Tiró a un costado las sábanas y caminó desnuda hasta el baño, dejando sobre la cama al hombre que roncaba con la boca abierta.
Se dio una ducha, se enjabonó una y otra vez ahí donde el tipo había depositado su virilidad. Frotó el espejo empañado y se miró a los ojos. La piel extremadamente tersa y su cara de nena no revelaban sus treinta años. Dio unos pasos atrás, y logró verse el torso desnudo. A pesar de reconocerse hermosa la inseguridad la acechaba, como siempre.
No le alcanzaba con hacer voltear a todos los hombres que se cruzaban en su camino, ni con sentir la admiración recargada de envidia de sus amigas. No concebía otra manera de reafirmar su autoestima, que cayendo ante impulsos ajenos.
Y ahora, cuando la noche tocaba a su fin, llegaba la culpa, el sentirse una cosa, el saberse innecesariamente fácil, el prometerse que no volvería a caer de nuevo, sabiendo que se mentía. La melancolía persistente se convirtió en una depresión, que sólo podría evadir con pastillas.
Se secó, y se envolvió con una toalla. El tipo seguía durmiendo. Sólo se veía su cabello gris que sobresalía del cubrecama. Pensó que al otro día se pavonearía con sus amigos, contando su conquista. Les diría que conoció a una chica en un bar. Una chica joven, solitaria, en una noche aglomerada. Una chica linda como el atardecer, y veloz como la luz.
Le dio cierta repulsión mirar al cincuentón dormir plácidamente, pero en unas horas se iría. Cambiaría las sábanas, y esa cara de galán vencido se tornaría difusa. Él la atosigaría con mensajes, con la fantasía de repetir la noche, pero se encontraría con que llevársela a la cama por segunda vez era imposible.
El hombre giró, y abrió los ojos soñolientos.
—Te queda bien la toalla. —Dijo.— Acercate que te la voy a quitar.
—Ya no tengo ganas de nada. —Dijo ella.— Voy a dormir en el sofá. Cuando te vayas no me despiertes Marcos.
—Me llamo Franco. —Dijo él.
—Franco. —Repitió ella.
Se fue al living, caminando en la oscuridad. Extendió su cuerpo sobre el sofá. Pensó en su padre. Se enojaría mucho cuando se enterara de que tuvo que vender el auto para pagarle al banco.

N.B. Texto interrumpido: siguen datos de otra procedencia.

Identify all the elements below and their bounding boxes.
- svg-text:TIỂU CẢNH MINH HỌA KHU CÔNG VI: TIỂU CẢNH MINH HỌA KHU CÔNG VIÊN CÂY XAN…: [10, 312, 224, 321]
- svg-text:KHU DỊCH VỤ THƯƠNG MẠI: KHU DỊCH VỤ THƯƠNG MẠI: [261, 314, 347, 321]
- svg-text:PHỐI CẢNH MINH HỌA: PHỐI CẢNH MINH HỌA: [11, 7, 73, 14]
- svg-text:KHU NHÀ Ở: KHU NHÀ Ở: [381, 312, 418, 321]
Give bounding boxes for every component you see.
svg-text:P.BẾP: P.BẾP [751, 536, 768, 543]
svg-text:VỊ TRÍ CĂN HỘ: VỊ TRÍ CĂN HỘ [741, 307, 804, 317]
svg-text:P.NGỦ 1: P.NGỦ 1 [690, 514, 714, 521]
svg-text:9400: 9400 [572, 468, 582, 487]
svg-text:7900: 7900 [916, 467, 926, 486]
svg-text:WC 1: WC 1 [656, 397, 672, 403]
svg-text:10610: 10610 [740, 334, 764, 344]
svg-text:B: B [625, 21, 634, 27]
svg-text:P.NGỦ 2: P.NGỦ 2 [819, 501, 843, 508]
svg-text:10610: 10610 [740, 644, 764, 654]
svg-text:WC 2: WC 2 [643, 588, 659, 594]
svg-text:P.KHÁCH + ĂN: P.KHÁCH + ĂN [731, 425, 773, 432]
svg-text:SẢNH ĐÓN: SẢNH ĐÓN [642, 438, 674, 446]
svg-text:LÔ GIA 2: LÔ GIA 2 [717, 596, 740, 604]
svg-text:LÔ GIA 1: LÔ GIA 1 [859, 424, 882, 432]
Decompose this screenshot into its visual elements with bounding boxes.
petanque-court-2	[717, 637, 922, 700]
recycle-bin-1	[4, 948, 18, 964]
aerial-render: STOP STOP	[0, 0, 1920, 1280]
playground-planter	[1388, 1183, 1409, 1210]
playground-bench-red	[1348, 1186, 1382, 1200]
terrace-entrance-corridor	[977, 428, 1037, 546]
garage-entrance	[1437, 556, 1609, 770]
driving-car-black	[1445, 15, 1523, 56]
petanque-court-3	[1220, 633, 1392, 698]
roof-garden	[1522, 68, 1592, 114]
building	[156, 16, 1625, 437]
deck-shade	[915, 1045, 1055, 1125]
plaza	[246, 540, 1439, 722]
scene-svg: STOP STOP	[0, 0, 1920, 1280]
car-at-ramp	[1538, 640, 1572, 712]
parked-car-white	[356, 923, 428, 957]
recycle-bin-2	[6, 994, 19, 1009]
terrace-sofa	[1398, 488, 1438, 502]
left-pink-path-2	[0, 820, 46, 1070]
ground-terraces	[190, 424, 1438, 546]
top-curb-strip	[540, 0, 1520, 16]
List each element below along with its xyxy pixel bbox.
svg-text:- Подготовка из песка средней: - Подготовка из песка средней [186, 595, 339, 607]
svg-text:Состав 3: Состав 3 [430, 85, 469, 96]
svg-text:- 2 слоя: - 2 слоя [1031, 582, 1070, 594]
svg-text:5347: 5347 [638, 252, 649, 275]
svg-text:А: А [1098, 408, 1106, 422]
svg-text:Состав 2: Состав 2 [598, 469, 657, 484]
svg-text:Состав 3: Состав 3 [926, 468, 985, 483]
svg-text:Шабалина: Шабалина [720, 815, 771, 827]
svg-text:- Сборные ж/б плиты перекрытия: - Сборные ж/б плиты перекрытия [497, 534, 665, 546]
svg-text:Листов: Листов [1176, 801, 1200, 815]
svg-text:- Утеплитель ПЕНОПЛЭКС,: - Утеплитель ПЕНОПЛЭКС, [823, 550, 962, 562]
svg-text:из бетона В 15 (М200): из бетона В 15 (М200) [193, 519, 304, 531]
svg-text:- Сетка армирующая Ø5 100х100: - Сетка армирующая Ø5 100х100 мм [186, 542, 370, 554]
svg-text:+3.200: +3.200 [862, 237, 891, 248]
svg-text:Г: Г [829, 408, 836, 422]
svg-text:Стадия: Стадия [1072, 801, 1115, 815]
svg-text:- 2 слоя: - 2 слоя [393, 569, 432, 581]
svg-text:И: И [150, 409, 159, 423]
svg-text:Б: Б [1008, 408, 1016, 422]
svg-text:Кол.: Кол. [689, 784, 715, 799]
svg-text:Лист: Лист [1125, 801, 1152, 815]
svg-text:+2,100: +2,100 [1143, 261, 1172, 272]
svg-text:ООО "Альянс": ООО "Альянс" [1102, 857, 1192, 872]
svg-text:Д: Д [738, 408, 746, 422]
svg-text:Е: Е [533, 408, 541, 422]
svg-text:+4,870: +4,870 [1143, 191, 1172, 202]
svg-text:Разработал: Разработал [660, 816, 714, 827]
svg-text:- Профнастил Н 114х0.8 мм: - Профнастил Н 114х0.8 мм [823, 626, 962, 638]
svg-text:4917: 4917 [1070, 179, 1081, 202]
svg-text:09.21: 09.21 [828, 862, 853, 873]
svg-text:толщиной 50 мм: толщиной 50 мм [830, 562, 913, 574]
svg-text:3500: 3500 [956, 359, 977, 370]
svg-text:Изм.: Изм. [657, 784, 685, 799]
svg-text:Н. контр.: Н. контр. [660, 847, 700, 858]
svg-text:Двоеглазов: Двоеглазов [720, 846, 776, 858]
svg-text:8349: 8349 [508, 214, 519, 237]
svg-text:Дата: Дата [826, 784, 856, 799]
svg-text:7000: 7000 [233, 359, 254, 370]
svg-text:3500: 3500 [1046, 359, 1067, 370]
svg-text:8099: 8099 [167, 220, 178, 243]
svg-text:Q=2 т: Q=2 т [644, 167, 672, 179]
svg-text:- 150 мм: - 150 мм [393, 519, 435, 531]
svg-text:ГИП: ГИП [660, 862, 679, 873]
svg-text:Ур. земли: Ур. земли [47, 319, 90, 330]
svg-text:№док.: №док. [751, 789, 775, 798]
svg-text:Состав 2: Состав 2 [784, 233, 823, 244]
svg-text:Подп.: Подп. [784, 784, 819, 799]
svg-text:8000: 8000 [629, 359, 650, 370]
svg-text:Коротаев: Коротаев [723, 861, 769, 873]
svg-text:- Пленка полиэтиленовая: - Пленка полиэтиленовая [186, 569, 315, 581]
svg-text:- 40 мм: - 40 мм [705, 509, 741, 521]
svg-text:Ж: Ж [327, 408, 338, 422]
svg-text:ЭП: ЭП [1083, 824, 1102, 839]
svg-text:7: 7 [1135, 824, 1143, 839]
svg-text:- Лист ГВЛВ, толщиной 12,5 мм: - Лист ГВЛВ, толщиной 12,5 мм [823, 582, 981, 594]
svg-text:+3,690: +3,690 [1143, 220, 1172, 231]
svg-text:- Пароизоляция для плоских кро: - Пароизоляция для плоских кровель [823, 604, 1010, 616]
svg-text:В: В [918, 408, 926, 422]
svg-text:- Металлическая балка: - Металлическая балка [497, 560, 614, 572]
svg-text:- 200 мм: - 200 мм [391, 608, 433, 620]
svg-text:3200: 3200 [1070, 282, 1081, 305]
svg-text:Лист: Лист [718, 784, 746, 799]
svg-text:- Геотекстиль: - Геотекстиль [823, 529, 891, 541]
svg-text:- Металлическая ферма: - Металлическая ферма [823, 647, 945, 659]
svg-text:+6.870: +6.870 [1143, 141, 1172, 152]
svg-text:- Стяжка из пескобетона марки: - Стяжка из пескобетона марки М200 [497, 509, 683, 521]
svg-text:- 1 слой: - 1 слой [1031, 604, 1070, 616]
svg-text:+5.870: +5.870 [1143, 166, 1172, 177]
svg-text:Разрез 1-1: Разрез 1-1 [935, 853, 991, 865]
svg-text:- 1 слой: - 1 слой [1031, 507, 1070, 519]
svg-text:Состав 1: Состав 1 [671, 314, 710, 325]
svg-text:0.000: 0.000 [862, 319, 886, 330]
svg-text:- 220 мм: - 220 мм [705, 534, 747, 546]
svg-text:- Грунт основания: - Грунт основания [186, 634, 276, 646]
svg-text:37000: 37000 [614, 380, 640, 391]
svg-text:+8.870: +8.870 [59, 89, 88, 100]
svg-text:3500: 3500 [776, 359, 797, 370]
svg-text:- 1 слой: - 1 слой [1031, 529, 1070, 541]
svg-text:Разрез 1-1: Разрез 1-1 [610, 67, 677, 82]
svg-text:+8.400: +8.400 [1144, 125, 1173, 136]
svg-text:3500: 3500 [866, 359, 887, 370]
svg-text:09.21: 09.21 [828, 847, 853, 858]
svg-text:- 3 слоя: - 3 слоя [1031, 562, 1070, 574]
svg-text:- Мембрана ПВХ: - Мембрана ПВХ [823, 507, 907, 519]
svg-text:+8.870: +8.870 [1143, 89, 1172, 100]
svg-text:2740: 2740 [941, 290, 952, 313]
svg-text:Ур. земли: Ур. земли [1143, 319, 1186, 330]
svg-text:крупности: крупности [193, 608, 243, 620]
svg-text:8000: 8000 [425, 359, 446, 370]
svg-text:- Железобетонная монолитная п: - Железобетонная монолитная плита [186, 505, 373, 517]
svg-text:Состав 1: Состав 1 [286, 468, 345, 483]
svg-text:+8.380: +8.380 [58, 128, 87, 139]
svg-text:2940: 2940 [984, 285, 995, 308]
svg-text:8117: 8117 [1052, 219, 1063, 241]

Pero qué le importaba. Ella no tenía la culpa de que sólo le demostrara su afecto a través del dinero.
Cerró los ojos. Pero la presencia silenciosa de Franco la inquietaba. Hubiese preferido que respondiera a su desdén con un insulto, pero sólo parecía preocupado por hacerle recordar su nombre.
Pensó en todos los nombres que ya había olvidado, y luego otra vez en su padre, y en el silencio inquietante de Franco. Pensó que podría ser su padre. Que su pelo gris la atrajo. Algo debería saber que ella no sabía, algo podría enseñarle de la vida, más allá de tantas poses sexuales. Se fue durmiendo, despacio, su cuerpo húmedo pesaba como pluma.
Se prendió la luz del living. Cuando ella abrió los ojos Franco estaba en cuclillas, y sus rostros a la misma altura, muy cerca.
—Así que sos de esas loquitas. —Susurró. Tenía los dientes apretados, su mano se cerró en un puño, y las venas de los brazos se marcaron.— Así que sos de esas loquitas. —repitió. Y entonces ella entendió: Ahí terminaba su camino de autodestrucción, la eterna necesidad de aceptación, la búsqueda incansable de una imagen paterna. Ahí culminaba todo. Es sería su última noche.
Dedos gruesos y ásperos se cerraron en su cuello. Los ojos de la muerte brillaban, eran verdes. Le costaba respirar. Sus ojos lagrimeaban. Deseó que su padre venga a rescatarla. Que por una vez alguien la proteja de sí misma. Pero no se defendió, dejó ir cada aliento de vida con resignación, dispuesta a convertirse en un número más en las estadísticas de fatalidades. Luego escuchó un fuerte portazo y se despertó. El perfume de Franco todavía estaba en el aire, mezclado con el olor del sexo.